Polling stations opened at 8:00 am (0600 GMT), with voting to continue until 10:00 pm. Voting resumes at 7:00 am on Monday until 3:00 pm.
Against a backdrop of a stumbling economy, years of political instability and general malaise, some one-third of the 50-million-strong electorate remained undecided when the last permitted surveys were conducted two weeks ago.
The surveys gave the flamboyant Berlusconi, 71, an edge of six or seven percent going into the vote called after the collapse in January of the government of Romano Prodi.
Berlusconi had enjoyed a double-digit lead over 52-year-old Veltroni as campaigning began in February.
Veltroni, who criss-crossed the country by bus emulating US Republican presidential candidate John McCain's Straight Talk Express, urged voters to "turn the page" on the older generation represented by Berlusconi, who for his part has cast the former Rome mayor as a communist relic.
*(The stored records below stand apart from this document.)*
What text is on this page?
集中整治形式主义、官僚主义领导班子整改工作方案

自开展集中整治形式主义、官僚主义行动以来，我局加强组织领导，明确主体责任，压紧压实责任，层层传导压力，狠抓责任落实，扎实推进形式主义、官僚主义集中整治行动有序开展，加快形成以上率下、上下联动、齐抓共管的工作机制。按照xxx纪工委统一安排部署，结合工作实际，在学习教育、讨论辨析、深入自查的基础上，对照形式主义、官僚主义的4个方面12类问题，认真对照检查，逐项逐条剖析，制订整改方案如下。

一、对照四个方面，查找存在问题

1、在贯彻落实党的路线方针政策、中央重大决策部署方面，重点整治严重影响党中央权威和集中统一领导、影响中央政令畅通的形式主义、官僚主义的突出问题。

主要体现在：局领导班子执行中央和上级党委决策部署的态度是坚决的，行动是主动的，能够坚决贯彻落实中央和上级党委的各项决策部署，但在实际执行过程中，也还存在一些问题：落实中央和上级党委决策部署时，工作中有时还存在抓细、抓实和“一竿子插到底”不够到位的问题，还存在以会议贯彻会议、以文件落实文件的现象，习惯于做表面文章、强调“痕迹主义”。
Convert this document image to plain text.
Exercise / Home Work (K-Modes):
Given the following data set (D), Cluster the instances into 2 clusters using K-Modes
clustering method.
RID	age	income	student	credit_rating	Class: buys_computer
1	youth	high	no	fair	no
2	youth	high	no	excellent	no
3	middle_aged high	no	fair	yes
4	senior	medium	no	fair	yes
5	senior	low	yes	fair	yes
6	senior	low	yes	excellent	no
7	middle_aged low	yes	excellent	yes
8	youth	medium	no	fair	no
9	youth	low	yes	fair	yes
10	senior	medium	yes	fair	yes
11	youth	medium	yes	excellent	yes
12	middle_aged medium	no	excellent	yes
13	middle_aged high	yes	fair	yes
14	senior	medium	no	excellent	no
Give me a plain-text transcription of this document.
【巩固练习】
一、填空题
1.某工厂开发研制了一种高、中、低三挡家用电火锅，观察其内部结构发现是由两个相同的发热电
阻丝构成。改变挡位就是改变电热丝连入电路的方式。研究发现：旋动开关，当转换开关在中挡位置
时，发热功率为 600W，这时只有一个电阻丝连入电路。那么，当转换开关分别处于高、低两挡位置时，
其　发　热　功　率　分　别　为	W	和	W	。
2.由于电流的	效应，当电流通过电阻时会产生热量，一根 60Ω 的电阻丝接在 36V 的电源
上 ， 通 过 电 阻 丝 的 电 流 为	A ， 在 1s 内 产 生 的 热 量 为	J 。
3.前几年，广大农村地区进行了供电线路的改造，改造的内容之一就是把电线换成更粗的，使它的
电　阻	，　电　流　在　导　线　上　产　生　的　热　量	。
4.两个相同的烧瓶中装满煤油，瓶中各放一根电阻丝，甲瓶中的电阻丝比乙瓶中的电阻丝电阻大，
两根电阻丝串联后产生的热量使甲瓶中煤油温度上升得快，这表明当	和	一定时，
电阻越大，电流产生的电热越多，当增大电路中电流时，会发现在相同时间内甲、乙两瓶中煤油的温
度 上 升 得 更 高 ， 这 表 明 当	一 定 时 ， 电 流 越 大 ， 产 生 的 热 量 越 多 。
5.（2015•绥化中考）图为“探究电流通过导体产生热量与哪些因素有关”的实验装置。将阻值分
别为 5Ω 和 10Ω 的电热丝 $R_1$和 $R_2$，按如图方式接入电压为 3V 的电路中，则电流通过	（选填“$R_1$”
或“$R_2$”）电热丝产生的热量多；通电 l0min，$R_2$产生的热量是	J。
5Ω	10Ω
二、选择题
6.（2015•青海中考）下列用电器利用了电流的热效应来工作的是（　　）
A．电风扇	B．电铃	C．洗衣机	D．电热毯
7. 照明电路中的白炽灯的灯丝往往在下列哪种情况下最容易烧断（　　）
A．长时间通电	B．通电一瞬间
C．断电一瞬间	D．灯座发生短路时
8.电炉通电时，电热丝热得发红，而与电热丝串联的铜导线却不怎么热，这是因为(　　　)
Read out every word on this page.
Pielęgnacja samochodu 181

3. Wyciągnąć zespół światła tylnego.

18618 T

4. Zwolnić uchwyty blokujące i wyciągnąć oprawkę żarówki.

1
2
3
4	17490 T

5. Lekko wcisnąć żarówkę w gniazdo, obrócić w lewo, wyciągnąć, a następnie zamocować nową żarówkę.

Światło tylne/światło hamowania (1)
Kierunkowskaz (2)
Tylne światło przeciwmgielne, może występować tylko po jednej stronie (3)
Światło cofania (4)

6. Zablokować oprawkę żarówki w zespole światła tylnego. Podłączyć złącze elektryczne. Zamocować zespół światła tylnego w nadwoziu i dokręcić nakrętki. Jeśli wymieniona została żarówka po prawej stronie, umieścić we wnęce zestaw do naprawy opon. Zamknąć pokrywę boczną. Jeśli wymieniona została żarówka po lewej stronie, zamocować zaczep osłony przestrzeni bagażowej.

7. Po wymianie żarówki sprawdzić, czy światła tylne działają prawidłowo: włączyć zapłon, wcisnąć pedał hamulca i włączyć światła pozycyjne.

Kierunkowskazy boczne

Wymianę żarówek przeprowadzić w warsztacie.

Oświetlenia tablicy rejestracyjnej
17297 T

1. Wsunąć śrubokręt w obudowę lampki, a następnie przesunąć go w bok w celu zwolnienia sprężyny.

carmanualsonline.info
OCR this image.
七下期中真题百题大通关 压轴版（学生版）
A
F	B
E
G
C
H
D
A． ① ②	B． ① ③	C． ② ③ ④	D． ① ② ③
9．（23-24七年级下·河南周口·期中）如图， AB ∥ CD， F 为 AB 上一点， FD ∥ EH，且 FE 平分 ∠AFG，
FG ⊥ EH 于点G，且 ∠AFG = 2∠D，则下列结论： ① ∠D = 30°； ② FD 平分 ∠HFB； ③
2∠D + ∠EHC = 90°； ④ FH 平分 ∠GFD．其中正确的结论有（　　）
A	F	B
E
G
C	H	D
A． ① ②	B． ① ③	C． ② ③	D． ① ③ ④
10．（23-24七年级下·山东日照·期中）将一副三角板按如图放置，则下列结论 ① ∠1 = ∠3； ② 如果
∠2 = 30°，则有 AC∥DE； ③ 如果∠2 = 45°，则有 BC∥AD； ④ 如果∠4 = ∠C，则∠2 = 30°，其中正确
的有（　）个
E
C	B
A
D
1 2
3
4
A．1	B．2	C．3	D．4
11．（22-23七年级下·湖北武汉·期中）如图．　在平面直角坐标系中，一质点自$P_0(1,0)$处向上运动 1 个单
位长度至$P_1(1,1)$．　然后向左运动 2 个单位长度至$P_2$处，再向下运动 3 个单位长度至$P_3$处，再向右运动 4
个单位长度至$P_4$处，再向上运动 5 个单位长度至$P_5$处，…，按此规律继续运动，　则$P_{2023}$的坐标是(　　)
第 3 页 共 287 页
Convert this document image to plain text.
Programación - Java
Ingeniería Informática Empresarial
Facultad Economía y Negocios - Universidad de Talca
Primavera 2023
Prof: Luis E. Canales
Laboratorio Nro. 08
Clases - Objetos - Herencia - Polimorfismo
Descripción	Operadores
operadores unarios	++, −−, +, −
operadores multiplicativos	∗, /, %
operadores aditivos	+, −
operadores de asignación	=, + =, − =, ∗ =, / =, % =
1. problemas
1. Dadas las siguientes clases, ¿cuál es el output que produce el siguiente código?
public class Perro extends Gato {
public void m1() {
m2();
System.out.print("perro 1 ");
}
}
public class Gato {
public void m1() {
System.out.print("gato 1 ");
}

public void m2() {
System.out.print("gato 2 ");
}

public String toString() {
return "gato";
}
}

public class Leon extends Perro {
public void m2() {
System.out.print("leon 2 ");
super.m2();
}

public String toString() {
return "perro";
At 52, the intellectual and compromise-minded Veltroni is already an old hand in Italian politics, which he entered as a communist youth activist in the 1970s, while Berlusconi, now 71, burst into the political arena in 1993.
Whoever wins on Monday will have to contend with a stalling economy, a populace disaffected with the political class and all-too-familiar legislative gridlock.
The fear is that a narrow win -- or even a loss -- for Berlusconi's People of Freedom (PDL) party in the Senate would guarantee the instability that ended the 20-month-old Prodi government.